Jacques CERIA called DESPIERRE (Saint-Étienne, 1912 - Paris, 1995)

Barges on the Seine

65 x 82 cm. (25 916 x 32 516 in.)

Oil on canvas.
Signed on verso lower right

Provenance
• France, Private Collection

The Artist
The son of Edmond Ceria, an Italian landscape painter, Jacques Despierre described himself as a free spirit who grew up in an environment which was favorable to the blossoming of his talent. From the age of 14, the young boy took engraving lessons. He deambulated the galleries of the Louvre in his father’s company where he admired Poussin and Delacroix. In accordance with Ceria’s advice, Despierre, who assumed this pseudonym out of affection for his younger brother Pierre, studied at the Colarossi Academy and then at the Scandinavian Academy. He followed Otton Friesz’ and Jacques Dufresne’s courses. The latter transmitted a sense of pictorial structure and organization. In 1930, the painter entered Lucien Simon’s studio in the École des Beaux-Arts. In 1938, he moved closer to the New Generation group where he found Lasne, Humblot, Jannot, and Tal Coat, who advocated “a return to Humanism, to a subject, to drawing, to a profession conscientious of tradition in fervent contact with Nature.”

Influences
Multiple influences affected Jacques Despiere. He admitted that he had found the basis of his work in Cubism, but did not stop there, as he drew on many fertile 20th century sources. In the rue de Seine galleries, the artist discovered Derain and Vlaminck, and was very enthusiastic about Modigliani’s portraits. Jacques Villon remained one of his tutelary figures. In 1937, he admired Dufy’s The Electricity Fairy. This was also the year of his first State commission. In the course of a long career punctuated by official recognition, Despierre produced easel painting and medals, as well as monumental works. He realized murals, decors for ocean liners such as the Liberté (1947) and the France (1961), tapestries, and stained glass (Notre-Dame de Liesse, 1947-1954). This work went hand in hand with his teaching activity, especially at the École Supérieure des Arts décoratifs where from 1962, he directed the mural workshop, and taught drawing, fresco painting, and mosaics.

The Importance of Water for the Artist
Water occupied an essential place in Jacques Despierre’s oeuvre: “Water seems to me like a moving image of our future, running in a well determined direction in relation to fixed reference points.” The artist’s two points of reference were the Loire and the Seine. While he did series of contemplative, sometimes lascivious, landscapes of the former, he sought human presence through fluvial activitity in the second, from Triel like Marquet or at Vétheuil where Monet had painted. Despierre filled his pictures with barges and was fond of the passage through locks in foreshortened compositions where the barges were shown head-on, as in the image of the Lock (1960) (in Jacques Despierre à la monnaie de Paris, fig. 26).

Our Picture
Our picture depicts three barges on the Seine in a lock whose gates are opening in the foreground. The composition is very constructed, the result of solid work; “What I love is to feel deeply, at the tip of my pencil or my pen, is a sort of landscape skeleton to which it is possible to attach muscles and color,” confided Despierre.

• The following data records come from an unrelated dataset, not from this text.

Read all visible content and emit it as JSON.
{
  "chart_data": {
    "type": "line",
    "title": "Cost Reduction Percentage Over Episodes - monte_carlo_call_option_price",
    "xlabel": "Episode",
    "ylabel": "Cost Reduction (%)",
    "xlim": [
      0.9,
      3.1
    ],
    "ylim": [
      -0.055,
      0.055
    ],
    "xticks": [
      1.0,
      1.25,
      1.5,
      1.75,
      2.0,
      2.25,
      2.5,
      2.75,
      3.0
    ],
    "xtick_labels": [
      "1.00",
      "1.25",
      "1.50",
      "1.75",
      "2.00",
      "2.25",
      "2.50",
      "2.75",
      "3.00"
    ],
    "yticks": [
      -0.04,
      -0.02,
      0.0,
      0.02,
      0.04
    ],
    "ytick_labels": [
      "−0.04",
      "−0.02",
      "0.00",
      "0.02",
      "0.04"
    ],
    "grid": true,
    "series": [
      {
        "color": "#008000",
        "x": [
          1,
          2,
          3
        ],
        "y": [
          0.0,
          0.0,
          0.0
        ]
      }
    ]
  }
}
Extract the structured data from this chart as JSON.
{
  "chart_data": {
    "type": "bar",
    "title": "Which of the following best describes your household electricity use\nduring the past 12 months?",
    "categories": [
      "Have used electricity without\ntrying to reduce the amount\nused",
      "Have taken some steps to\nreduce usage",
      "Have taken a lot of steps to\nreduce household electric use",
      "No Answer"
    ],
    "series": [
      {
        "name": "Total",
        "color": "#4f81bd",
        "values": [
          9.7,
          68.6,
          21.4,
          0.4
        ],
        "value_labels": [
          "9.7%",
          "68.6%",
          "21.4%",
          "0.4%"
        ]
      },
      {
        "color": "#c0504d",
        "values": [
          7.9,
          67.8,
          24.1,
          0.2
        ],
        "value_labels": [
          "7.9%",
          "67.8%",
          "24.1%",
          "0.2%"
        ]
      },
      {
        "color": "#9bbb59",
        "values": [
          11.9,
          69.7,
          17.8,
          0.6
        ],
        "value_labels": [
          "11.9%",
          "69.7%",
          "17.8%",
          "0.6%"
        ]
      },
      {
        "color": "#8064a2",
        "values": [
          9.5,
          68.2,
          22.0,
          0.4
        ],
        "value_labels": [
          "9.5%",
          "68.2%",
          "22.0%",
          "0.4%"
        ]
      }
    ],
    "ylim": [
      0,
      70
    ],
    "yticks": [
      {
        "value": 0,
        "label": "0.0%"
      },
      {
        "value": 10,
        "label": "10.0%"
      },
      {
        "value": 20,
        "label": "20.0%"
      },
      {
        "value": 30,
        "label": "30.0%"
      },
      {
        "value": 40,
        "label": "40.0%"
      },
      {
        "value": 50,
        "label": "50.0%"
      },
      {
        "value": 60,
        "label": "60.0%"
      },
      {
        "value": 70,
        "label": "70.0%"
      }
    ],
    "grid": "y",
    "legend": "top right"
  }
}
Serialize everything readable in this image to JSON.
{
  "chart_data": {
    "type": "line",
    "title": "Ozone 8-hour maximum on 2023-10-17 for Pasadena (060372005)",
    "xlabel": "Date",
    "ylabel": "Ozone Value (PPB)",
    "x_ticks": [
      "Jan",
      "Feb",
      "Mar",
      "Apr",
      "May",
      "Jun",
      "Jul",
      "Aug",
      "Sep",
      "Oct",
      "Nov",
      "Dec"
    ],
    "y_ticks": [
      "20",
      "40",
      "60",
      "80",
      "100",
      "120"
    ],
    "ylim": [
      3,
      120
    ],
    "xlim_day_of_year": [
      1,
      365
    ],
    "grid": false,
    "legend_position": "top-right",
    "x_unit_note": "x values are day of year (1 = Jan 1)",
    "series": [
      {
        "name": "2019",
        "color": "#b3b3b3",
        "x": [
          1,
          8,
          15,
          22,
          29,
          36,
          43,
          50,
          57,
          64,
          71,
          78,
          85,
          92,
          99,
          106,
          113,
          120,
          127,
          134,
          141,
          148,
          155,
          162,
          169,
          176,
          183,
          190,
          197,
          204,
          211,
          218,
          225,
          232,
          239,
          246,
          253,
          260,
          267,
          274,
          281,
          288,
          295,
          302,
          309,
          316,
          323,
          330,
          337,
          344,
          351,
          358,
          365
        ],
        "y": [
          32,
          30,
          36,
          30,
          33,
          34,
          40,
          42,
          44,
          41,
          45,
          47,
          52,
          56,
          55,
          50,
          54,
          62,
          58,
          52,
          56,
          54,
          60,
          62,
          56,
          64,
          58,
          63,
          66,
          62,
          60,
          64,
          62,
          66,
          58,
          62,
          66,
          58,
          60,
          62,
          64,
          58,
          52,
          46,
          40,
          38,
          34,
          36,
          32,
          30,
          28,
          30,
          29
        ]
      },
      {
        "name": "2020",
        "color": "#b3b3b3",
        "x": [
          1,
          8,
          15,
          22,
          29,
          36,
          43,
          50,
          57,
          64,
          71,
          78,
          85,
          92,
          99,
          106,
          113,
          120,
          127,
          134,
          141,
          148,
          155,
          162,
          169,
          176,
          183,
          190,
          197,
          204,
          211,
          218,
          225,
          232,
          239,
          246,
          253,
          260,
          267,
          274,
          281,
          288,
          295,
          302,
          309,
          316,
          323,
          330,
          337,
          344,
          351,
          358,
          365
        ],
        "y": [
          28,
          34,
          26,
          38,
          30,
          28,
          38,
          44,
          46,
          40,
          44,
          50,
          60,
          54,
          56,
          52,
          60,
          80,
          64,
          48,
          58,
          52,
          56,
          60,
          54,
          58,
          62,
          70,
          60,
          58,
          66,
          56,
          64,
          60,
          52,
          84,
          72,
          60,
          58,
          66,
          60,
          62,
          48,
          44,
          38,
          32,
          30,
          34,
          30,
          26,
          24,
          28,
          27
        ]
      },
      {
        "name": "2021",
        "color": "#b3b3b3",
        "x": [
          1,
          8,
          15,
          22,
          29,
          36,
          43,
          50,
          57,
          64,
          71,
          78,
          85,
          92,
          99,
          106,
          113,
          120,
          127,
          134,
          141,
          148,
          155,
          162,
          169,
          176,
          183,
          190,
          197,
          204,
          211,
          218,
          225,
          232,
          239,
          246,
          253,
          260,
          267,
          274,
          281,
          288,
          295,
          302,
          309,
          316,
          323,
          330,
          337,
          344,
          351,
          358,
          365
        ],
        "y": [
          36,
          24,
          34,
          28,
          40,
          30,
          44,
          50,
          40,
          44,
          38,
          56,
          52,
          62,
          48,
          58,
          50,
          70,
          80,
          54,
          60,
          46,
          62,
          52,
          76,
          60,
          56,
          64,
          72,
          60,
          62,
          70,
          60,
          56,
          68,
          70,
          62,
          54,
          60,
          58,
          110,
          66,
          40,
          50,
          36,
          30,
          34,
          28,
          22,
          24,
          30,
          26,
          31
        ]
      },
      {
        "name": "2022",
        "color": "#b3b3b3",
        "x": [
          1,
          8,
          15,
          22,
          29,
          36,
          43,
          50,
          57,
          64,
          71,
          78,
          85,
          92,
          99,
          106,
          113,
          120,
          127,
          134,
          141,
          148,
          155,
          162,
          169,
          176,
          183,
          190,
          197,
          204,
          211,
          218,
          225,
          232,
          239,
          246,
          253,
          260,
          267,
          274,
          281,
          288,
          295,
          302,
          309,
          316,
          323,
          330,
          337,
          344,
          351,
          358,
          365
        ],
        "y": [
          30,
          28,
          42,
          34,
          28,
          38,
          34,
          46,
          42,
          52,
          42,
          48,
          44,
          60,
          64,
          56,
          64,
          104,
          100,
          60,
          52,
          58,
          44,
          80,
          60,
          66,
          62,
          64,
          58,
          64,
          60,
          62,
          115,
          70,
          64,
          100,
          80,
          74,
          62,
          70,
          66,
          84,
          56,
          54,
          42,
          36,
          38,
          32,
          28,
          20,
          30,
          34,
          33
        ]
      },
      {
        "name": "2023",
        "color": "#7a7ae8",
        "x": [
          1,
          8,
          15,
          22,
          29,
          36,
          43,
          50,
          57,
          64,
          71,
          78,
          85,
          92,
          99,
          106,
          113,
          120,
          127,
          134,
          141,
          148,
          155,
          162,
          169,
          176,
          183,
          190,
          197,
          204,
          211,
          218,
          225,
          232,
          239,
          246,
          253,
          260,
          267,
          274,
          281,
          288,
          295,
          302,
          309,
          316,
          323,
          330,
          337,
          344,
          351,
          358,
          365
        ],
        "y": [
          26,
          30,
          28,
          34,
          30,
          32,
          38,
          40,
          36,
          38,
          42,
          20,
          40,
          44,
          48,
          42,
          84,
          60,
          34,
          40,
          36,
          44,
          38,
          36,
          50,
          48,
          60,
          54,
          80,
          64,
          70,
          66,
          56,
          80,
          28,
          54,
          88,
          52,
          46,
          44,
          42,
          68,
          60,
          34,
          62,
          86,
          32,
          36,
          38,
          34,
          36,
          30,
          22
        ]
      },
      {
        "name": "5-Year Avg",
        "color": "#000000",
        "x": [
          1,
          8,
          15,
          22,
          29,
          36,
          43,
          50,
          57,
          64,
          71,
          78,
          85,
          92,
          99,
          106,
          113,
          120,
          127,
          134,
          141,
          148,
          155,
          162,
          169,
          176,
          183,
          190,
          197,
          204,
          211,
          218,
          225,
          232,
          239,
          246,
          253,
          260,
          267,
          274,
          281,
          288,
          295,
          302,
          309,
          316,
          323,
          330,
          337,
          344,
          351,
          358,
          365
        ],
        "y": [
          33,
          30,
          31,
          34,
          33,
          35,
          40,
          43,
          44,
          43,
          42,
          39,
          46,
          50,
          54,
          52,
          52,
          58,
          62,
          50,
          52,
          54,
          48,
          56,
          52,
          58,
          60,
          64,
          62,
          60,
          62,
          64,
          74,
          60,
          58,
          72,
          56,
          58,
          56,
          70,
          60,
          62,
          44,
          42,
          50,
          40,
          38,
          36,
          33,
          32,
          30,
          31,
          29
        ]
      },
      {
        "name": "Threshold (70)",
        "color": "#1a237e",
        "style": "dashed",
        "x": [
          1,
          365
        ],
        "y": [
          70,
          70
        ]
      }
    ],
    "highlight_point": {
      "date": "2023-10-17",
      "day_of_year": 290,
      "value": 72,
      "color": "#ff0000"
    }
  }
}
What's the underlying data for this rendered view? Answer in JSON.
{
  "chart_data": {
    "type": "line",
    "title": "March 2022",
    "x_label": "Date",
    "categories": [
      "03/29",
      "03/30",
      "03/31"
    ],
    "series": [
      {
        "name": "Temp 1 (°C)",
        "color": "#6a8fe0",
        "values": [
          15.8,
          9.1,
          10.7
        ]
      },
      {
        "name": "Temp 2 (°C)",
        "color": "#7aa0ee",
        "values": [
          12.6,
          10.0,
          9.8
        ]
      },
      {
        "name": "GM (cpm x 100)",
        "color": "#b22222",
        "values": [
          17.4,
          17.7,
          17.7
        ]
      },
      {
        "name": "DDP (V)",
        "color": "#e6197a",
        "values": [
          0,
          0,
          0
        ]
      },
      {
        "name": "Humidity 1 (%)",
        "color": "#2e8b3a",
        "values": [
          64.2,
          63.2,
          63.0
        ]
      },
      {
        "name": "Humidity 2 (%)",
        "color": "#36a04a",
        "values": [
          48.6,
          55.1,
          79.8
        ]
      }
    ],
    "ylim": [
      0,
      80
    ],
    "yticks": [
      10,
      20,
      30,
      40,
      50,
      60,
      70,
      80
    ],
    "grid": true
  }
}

The artist has abstracted broad landscape principles in a bundle of orthogonals formed by the parallel lines of the quays, barges, and road along the river. The sensitively employed color is at the service of this landscape imagined like architecture. The white grain of the canvas shows through paint applied in light flat areas. Blue and pearly grays dominate this river atmosphere. Warmly colored lines drawn with a sure brush emphasize the curve of a hull, silhouette of a cabin, or the perspective of a wharf.

The precise line work and discreet color choices do not aim to reproduce optical or atmospheric effects, nor even a skillful composition. Despierre, who hardly liked to theorize his work and warned against “spoken painting,” nonetheless shared one of the keys to his artistic quest:

“If you insist on describing the object, you are not a creator, you’re only a witness […] What interests me, when I see a natural scene, is to confront it with my thoughts and to go beyond, if you will, the real by the transfer of my thoughts to my work as a painter.”

General Bibliography (Unpublished Work)
Lydia HARAMBOURG, François CERIA, Despierre: 1912-1995, Paris, Somogy, 2013.
Roger BOUILLOT et al, Jacques Despierre à la monnaie de Paris, exh. cat. Paris, Monnaie de Paris, 1973.